Chapter 8
The chapter opens with Alex and Leila Hormozi arriving at a lavish fundraiser hosted at Arnold Schwarzenegger’s mansion. A security guard, after verifying their names, escorts them through a line of exotic cars—Lamborghinis, Bugattis, Ferraris—into a red‑carpet event attended by A‑list actors, celebrities, and ultra‑wealthy donors. Each ticket costs $25,000 and only 100 are available, creating immediate scarcity.
Inside, the donors are guided past stations showcasing high‑ticket items: $10,000 scotches, $500 cigars, and pre‑release products unavailable to the public. The charity’s CEO, Ben, notices Alex looking lost and introduces him to George, a seasoned ultra‑high‑net‑worth jewelry and watch entrepreneur. George, who has donated over $700,000 in merchandise for the auction, shares his insight: “When demand increases, cut supply.” Ben confirms that they raised ticket prices from $15k to $25k and reduced the number of tickets sold, directly applying George’s advice.

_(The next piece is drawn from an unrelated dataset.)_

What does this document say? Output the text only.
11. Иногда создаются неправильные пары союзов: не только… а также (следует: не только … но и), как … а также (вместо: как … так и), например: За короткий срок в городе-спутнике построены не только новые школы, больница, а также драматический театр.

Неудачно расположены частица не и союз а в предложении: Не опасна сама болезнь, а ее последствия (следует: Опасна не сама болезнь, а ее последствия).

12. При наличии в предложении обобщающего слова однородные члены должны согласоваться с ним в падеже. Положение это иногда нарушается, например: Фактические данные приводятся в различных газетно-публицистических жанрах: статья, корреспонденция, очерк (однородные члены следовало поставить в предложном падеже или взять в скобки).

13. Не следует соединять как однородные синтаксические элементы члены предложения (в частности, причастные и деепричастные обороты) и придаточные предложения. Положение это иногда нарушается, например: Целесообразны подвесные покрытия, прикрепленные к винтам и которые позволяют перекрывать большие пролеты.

The narrative details how the fundraiser’s limited ticket supply and high price generated $5.4 million in revenue from just 100 attendees—averaging $54,000 per person. Auction items, unchanged in value, fetched prices up to ten times higher because only a single chance existed to purchase them (“people want what they can’t have”). Arnold even added bonuses: when two people bid high enough, both received extra items, further driving demand. This real‑world example showcases the power of scarcity, urgency, and bonuses to inflate perceived value without altering the product.
Transitioning from anecdote to theory, the author notes additional persuasion tools (commitment, status, peer pressure, celebrity endorsement) but focuses on scarcity, urgency, bonuses, guarantees, and naming as core “offer” enhancers. He explains the “Delicate Dance of Desire”: marketing manipulates the supply‑demand curve by artificially raising demand while decreasing perceived supply. Desire is framed as a contract of unhappiness until acquisition; thus, limiting supply sustains desire.
A concrete example compares two workshop promotion scenarios: selling ten units at $500 each versus selling two exclusive one‑on‑one sessions at $5,000 each. The latter yields higher profit, lower cost, and leaves a larger pool of unsatisfied prospects whose desire intensifies, leading to future higher‑priced sales. The “Hormozi Law” is introduced: “The longer you delay the ask, the bigger the ask you can make,” emphasizing that maintaining scarce supply keeps demand ravenous.
The chapter concludes with summary points: balancing supply and demand is essential; over‑satisfying demand kills future profit, while providing zero supply yields no revenue. The ideal is a “ravenous prospect” rather than a merely “aroused” one. Finally, the author previews the next sections that will detail how to operationalize scarcity, urgency, bonuses, guarantees, and naming to shift the demand curve favorably.